Well, no, all four are plainly true. Their implication is another thing. But I'd hazard a differing between us there too.
Yes. Those things seem to be clearly true.
Fox News Digital has learned that Loudermilk’s committee hired a digital forensics team to scrape hard drives to determine what information they were not given.
The forensics team, according to sources familiar with their search, determined that 117 files were both deleted and encrypted. Sources said those files were deleted on Jan. 1, 2023 – just days before Thompson’s team was required to transfer the data to the new committee.
Fox News Digital has learned the forensics team has recovered all 117 deleted and encrypted files. Now, Loudermilk is demanding answers and passwords to access the data.
I actually think Trump is running for POTUS again to get out of his legal troubles...
“We are preparing for litigation and preparing to use every tool in the toolbox that our democracy provides to provide the American people an ability to fight back,” said Skye Perryman, president of Democracy Forward. “We believe this is an existential moment for American democracy and it’s incumbent on everybody to do their part.”
“There are an array of horrors that could result from Donald Trump’s unrestricted use of the Insurrection Act,” Blumenthal said in an interview. “A malignantly motivated president could use it in a vast variety of dictatorial ways unless at some point the military itself resisted what they deemed to be an unlawful order. But that places a very heavy burden on the military.”
“He’s a clear and present danger to our democracy,” said William Cohen, a former Republican senator from Maine and defense secretary in the Clinton administration who is not involved in the loose-knit network. “His support is solid. And I don’t think people understand what living in a dictatorship would mean.”
In an interview, Rep. Adam Smith, the top Democrat on the House Armed Services Committee, said of Trump: “He’s going to be one creative motherf----- when it comes to trying to figure out how to abuse it [power]. Whatever your guess is, open up your imagination a little more.”
“The military is hundreds of thousands of people strong, and ultimately Trump will find people to follow his legal orders no matter what,” said a former senior official who served in the Trump administration, speaking on condition of anonymity to talk freely.
“The Insurrection Act is a legal order, and if he orders it there will be military officers, especially younger men and women, who will follow that legal order,” the former official added.
“A second Trump term would be day after day of constitutional crisis — the Justice Department one day, the Pentagon the next and Homeland Security the next,” Bolton said in an interview. “It would be unremitting.”
“Like any good dictator, he’s going to try to use the military to basically perform his will,” said Leon Panetta, former defense secretary and CIA director in the Obama administration.
“We’re about 30 seconds away from the Armageddon clock when it comes to democracy,” said Cohen, the former Republican senator and defense secretary. “I think that’s how close we’re coming to it when you have a presidential candidate who can be indicted on 91 counts, who can be [found liable for] sexual aggression, who we have seen lies pathologically, who has flouted every rule in the book.”
So look.
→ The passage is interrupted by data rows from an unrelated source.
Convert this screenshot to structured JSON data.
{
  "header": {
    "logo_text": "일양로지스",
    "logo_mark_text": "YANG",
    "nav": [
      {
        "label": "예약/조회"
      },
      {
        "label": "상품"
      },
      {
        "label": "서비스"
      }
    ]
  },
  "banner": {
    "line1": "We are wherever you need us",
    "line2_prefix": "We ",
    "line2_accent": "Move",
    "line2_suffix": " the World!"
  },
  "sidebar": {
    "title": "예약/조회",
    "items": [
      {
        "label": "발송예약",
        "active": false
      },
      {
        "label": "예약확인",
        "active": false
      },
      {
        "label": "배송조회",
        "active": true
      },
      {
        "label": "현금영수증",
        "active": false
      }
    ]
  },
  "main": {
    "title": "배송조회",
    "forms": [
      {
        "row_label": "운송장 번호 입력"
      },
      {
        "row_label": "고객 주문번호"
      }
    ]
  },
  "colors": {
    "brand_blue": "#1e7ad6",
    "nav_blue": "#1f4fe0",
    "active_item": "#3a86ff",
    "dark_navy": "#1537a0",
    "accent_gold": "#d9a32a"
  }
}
All I want to do is this. I just want to find 11,780 votes, which is one more than we have because we won the state.
Prosecuting politicians who try to remove the guardrails off the political process (illegally asking for votes, encouraging, aiding, and not calling off a violent insurrection in the Capitol as sitting president?).
Also, again, it's a slow build whereby the guardrails get taken off a bit at the time and normalized. Then use whatever norms that aren't strict laws to make decisions that work against the spirit of democratic governance, if not strictly illegal.
This is the position of Trump's attorney, but I'm pretty confident it will fail, but more importantly- I feel strongly that we should all hope it does fail.
We should hope it fails, because it would permit a President to commit any crime that a small number of Senators are willing to countenance.
They have the power to fire a President if he commits a crime. They don't have the power to try and convict an actual criminal case which is why he wouldn't have been jailed if found guilty by the Senate.
Yes, and the only punishment. But someone who does things like kill or steal military secrets should be punished by more than just being fired. They ought be criminally prosecuted and jailed if found guilty.
From being fired, yes. That doesn't preclude subsequent criminal prosecution.
Or a real scenario: what if the President tried to prevent the legitimate certification of a Presidential election that he lost?
The Constitution provides a mechanism to fire a President. He wasn't fired. It doesn't then follow that he can't later be criminally prosecuted.
But can you not see that a direct attack on the Whitehouse (literally storming it, occupying political offices and stealing government intel - lets leave aside whether Trump wanted that) is absolutely a serious, serious problem that raises it to a similar level of undesirability?